PES President Sergei Stanishev reacted to the news saying:
“I am very concerned with this development. Multinational corporations, and especially those operating in the digital sphere, have been doing business for years whilst paying little or even zero taxes. This not only undermines social stability but also financial sustainability. The PES has been a fierce proponent of tax justice, it has been leading the fight against tax evasion and fraud, and has been calling for tax transparency and for developing corporate taxation. It is with great regret that I read the news that the Trump administration does not want to continue international discussion on corporate taxation. A serious effort has been taking place at the OECD and we are close to reaching an agreement by the end of this year.”
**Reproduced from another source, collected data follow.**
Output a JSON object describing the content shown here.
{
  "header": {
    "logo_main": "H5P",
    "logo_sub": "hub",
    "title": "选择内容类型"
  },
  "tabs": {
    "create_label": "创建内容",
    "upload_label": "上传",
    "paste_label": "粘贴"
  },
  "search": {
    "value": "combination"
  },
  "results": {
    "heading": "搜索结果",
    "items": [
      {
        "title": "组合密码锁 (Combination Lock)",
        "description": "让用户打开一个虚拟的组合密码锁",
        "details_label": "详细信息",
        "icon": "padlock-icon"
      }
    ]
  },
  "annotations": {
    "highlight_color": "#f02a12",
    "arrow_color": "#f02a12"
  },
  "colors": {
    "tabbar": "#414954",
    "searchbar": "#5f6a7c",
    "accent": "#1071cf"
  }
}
“If a deal cannot be reached at international level then Europe should move forward with an EU digital tax proposal. We should not cave in to outside pressure and shall continue to have an open discussion with all our trading partners. Creating a fair, level playing field in Europe and internationally has always been our goal.”
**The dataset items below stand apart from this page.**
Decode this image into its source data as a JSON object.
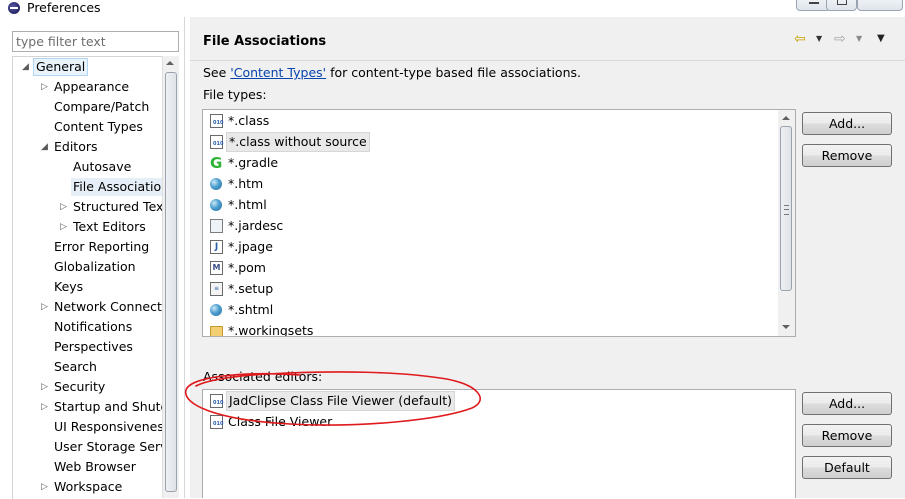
{
  "window": {
    "title": "Preferences"
  },
  "left": {
    "filter_placeholder": "type filter text",
    "tree": [
      {
        "label": "General",
        "indent": 0,
        "twisty": "expanded",
        "selected": true
      },
      {
        "label": "Appearance",
        "indent": 1,
        "twisty": "collapsed"
      },
      {
        "label": "Compare/Patch",
        "indent": 1,
        "twisty": "none"
      },
      {
        "label": "Content Types",
        "indent": 1,
        "twisty": "none"
      },
      {
        "label": "Editors",
        "indent": 1,
        "twisty": "expanded"
      },
      {
        "label": "Autosave",
        "indent": 2,
        "twisty": "none"
      },
      {
        "label": "File Associations",
        "indent": 2,
        "twisty": "none",
        "current": true
      },
      {
        "label": "Structured Text Editors",
        "indent": 2,
        "twisty": "collapsed"
      },
      {
        "label": "Text Editors",
        "indent": 2,
        "twisty": "collapsed"
      },
      {
        "label": "Error Reporting",
        "indent": 1,
        "twisty": "none"
      },
      {
        "label": "Globalization",
        "indent": 1,
        "twisty": "none"
      },
      {
        "label": "Keys",
        "indent": 1,
        "twisty": "none"
      },
      {
        "label": "Network Connections",
        "indent": 1,
        "twisty": "collapsed"
      },
      {
        "label": "Notifications",
        "indent": 1,
        "twisty": "none"
      },
      {
        "label": "Perspectives",
        "indent": 1,
        "twisty": "none"
      },
      {
        "label": "Search",
        "indent": 1,
        "twisty": "none"
      },
      {
        "label": "Security",
        "indent": 1,
        "twisty": "collapsed"
      },
      {
        "label": "Startup and Shutdown",
        "indent": 1,
        "twisty": "collapsed"
      },
      {
        "label": "UI Responsiveness Monitoring",
        "indent": 1,
        "twisty": "none"
      },
      {
        "label": "User Storage Service",
        "indent": 1,
        "twisty": "none"
      },
      {
        "label": "Web Browser",
        "indent": 1,
        "twisty": "none"
      },
      {
        "label": "Workspace",
        "indent": 1,
        "twisty": "collapsed"
      }
    ]
  },
  "page": {
    "title": "File Associations",
    "see_prefix": "See ",
    "see_link": "'Content Types'",
    "see_suffix": " for content-type based file associations.",
    "file_types_label": "File types:",
    "file_types": [
      {
        "label": "*.class",
        "icon": "class-file-icon"
      },
      {
        "label": "*.class without source",
        "icon": "class-file-icon",
        "selected": true
      },
      {
        "label": "*.gradle",
        "icon": "gradle-icon"
      },
      {
        "label": "*.htm",
        "icon": "globe-icon"
      },
      {
        "label": "*.html",
        "icon": "globe-icon"
      },
      {
        "label": "*.jardesc",
        "icon": "jar-description-icon"
      },
      {
        "label": "*.jpage",
        "icon": "java-page-icon"
      },
      {
        "label": "*.pom",
        "icon": "maven-pom-icon"
      },
      {
        "label": "*.setup",
        "icon": "setup-file-icon"
      },
      {
        "label": "*.shtml",
        "icon": "globe-icon"
      },
      {
        "label": "*.workingsets",
        "icon": "folder-icon"
      }
    ],
    "file_type_buttons": {
      "add": "Add...",
      "remove": "Remove"
    },
    "associated_label": "Associated editors:",
    "associated_editors": [
      {
        "label": "JadClipse Class File Viewer (default)",
        "icon": "class-file-icon",
        "selected": true
      },
      {
        "label": "Class File Viewer",
        "icon": "class-file-icon"
      }
    ],
    "editor_buttons": {
      "add": "Add...",
      "remove": "Remove",
      "default": "Default"
    }
  },
  "colors": {
    "annotation": "#e0191c",
    "link": "#0645ad",
    "nav_back": "#c8a000"
  }
}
EU countries such as Italy and Spain have announced plans to put in place digital services taxes, which will impose levies on online digital activity taking place in their countries regardless of the company’s physical presence. France postponed the implementation of digital tax earlier this year because of sanction threats and opted for continuing the discussion at OECD level.
The OECD confirmed it will continue talks on developing a multilateral approach to the taxation of the digital economy and will stick to the end of 2020 deadline despite the US’s withdrawal announcement.